Ihr Buch trägt den Titel „Was wirklich wirkt“ – welche Methoden der sanften Medizin wirken denn?
Für alle Verfahren, die mit Bewegung zu tun haben, wie Yoga, Tai Chi oder Qi Gong gibt es sehr wohl Belege dafür, dass regelmäßige Bewegung und Training positive gesundheitliche Effekte hat. Auch Mittel aus der Naturheilkunde wie Johanniskraut oder Ingwer haben nachweisbar eine Wirkung, ebenso wurde für die Akupunktur, zumindest bei zwei Schmerzdiagnosen der Nachweis erbracht, dass sie besser wirkt als Schmerzmittel. Das Schöne an der Medizin ist, dass es nicht darum geht, etwas per se abzulehnen, sondern zu überprüfen, was wirklich wirkt.
Woran erkennt man denn Scharlatane in der Medizin?
Alles was zu schön klingt, um wahr zu sein, ist meistens auch nicht wahr. Wann immer versprochen wird, dass ein Mittel ohne Nebenwirkungen quasi alles heilt, kann das einfach nicht sein: Alles, was wirkt, kann Nebenwirkungen haben. Oft spielt auch das „Guru-tum“ mit: Es gibt viele Menschen, die von der normalen Medizin so enttäuscht sind, wo sie sich abgefertigt und durchgeschleust fühlen und sich dann wider jede Vernunft an solche Gurus wenden und im Wunsch Hilfe zu erfahren, vieles Rationale ausblenden.
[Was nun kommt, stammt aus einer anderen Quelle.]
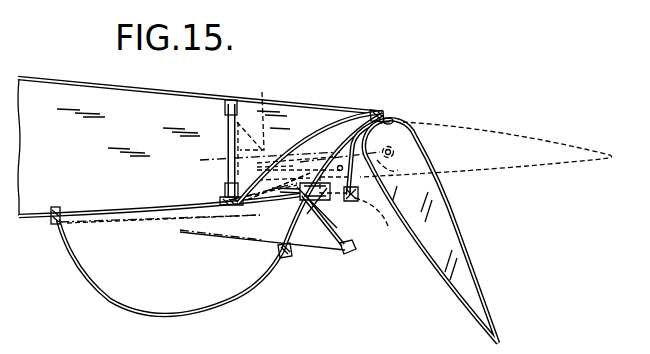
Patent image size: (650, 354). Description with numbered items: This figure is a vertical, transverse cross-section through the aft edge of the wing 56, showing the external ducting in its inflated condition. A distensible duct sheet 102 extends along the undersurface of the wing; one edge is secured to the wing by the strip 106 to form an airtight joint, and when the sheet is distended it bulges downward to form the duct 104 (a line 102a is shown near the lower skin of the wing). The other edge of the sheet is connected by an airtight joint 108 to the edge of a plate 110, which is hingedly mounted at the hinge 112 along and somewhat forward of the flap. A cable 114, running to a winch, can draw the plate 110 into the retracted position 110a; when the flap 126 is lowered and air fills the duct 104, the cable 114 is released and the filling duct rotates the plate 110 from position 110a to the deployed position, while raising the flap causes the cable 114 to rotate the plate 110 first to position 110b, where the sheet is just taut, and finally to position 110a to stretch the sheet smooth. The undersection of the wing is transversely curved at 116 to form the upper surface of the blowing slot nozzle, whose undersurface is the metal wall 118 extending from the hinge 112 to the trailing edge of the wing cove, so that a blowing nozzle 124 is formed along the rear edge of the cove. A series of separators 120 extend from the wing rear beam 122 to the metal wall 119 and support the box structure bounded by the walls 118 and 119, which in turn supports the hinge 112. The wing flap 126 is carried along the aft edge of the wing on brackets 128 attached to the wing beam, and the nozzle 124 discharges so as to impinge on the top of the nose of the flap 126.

The wing 56 is at (79, 82).
The distensible duct sheet 102 is at (247, 288).
The lower skin phantom line 102a is at (115, 228).
The duct 104 is at (198, 281).
The strip 106 is at (55, 226).
The airtight joint 108 is at (287, 258).
The plate 110 is at (293, 216).
The retracted position of plate 110a is at (369, 217).
The intermediate position of plate 110b is at (347, 253).
The hinge 112 is at (314, 196).
The cable 114 is at (298, 224).
The transversely curved undersection of the wing 116 is at (313, 140).
The metal wall 118 is at (347, 145).
The metal wall 119 is at (351, 197).
The separators 120 is at (263, 186).
The wing rear beam 122 is at (222, 136).
The blowing nozzle 124 is at (385, 119).
The wing flap 126 is at (460, 234).
The brackets 128 is at (265, 108).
Viele Menschen suchen in alternativen Methoden jene Zuwendungsmedizin, die sie in der sogenannten Schulmedizin nicht mehr erleben. Ist es damit nicht genau die normale Medizin, die Patienten in diese Richtung treibt?
Als Ärzte studieren wir Humanmedizin – wir müssen den humanen Aspekt wieder in die Mitte zurückholen. Sei das durch mehr Zeit, mehr Zuwendung, mehr Empathie. Auf der anderen Seite muss es auch die hoch spezialisierte Notfall-Medizin geben. Mehr Menschlichkeit tut nicht nur den Patienten gut, sondern auch den Menschen, die im Gesundheitssystem arbeiten. Für mich machen zwei Dinge gute Medizin aus: Das ist zum einen die wissenschaftliche Basis, was nachweislich wirkt und zum anderen die ärztliche Heilkunst, der zwischenmenschliche Faktor, durch den eine Komplizenschaft zwischen Patient und Arzt entsteht.